澁谷紳一郎

澁谷紳一郎

「多くの企業はまだ本当のDXには到達していない」。大量データの高速処理とローコード開発を武器にしたKeepdataのデータ基盤戦略

DX(デジタル変革)は、一時期の流行り言葉というスタンスから、企業にとって必要不可欠なものになりつつある。とは言え、データを活用できるのは部署単位であったり、システムもバラバラで全社的なDXの環境が整っていなかったりというケースは少なくない。
こうした状況をKeepdata株式会社 代表取締役の澁谷紳一郎氏は「データが人質になっている」と表現する。
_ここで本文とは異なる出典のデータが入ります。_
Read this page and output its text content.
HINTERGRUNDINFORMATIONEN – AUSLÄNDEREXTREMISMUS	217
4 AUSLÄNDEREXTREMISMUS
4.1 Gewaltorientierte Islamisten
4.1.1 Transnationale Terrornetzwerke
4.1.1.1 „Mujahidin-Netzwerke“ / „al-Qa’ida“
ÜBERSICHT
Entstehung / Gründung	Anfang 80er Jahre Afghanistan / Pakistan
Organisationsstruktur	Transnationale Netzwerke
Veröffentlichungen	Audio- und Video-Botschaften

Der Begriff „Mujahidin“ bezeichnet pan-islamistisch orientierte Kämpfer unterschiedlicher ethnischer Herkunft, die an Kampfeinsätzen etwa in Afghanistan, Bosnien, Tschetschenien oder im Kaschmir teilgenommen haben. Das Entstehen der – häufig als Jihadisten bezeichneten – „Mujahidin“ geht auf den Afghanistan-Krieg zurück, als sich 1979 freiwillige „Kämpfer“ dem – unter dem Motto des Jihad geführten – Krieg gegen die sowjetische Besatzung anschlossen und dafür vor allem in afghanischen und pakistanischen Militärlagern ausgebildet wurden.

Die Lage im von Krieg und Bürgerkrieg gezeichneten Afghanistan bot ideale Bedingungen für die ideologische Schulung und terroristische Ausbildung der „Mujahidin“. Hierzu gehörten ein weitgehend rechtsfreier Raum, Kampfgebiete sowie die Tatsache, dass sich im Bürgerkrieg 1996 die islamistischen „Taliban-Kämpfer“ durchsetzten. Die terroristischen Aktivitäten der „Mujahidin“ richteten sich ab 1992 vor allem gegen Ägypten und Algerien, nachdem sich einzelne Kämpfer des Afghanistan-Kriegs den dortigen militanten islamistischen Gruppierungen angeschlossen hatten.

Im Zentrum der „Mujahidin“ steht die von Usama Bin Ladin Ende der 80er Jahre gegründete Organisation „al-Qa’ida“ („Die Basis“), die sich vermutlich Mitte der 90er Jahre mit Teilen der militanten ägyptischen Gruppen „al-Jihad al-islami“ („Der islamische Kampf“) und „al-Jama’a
Updated by Shinichiro Shibuya on August, 8, 2023, 5:00 am JST

自由にデータを扱う本当のデータ経営が実現できていない

澁谷氏は「まだ本当のDXには到達していない企業が多いと思います。数十にものぼる外販DXツールがあふれるかのごとくリリースされているため、企業はいくつかのDXツールを導入するだけでDX化ができると思っているようです。しかし実はそのようなツールの多くは、サービス提供者がさまざまな制約のもとにデータを保管するというもの。ユーザーは自由にデータを活用できない状態になることが少なくありません。それをわかったうえで導入、使用しているユーザーはわずかでないかと思います。 既存の業務システムに加え、DXツールを導入しても肝心かなめなデータのあり方やソリューションの提供元は分散していて、横串でデータを使おうとしてもデータが渡せないような状態です」と現状の課題を指摘する。ツールごとにベンダーロックインがかかり、自由にデータを扱う本当のデータ経営が実現できない状況なのだ。

Keepdataは2009年にサービスを自社開発することにこだわり設立。独自に開発したオンラインストレージシステム、データの高速解析集計検索システムにより企業のDX化を支援している。現在では、法人向けにスマートデバイスのビジネス活用を促進するクラウド型セキュアなファイル共有サービスの「SmartBiz+」を中心に、約200社の顧客を持つ。

2017年からはデータ活用プラットフォームの「Smart Hub」を開発、提供。 Smart Hubは、データ収集から解析、集計、検索、業務の自動化までのプロセスを手軽に実行できる純国産のデータ利活用プラットフォームだ。大量のデータや散在するデータ、既存システムから必要なデータを取り込み高速で利活用利込みできるSmart Hubは、大量に散在するデータをもつ不動産市場向けDXサービスへのリリースを皮切りに、マスターデータ関連のソリューションを展開している。

「オープンデータのデータ、スマートフォンやタブレットからの写真、動画、音声、テキスト、ログなどデータを貯めて、それを簡単に一元管理、高速解析、集計、検索して利活用できる仕組みを提供するのがSmart Hubです。これからのDXのあり方を具現化するプラットフォームだと考えています」(澁谷氏)。創業からの柱であるファイル共有サービスの提供に加えて、現在はSmart Hubを中核に据えたDX支援ビジネスに舵を切っているところだ。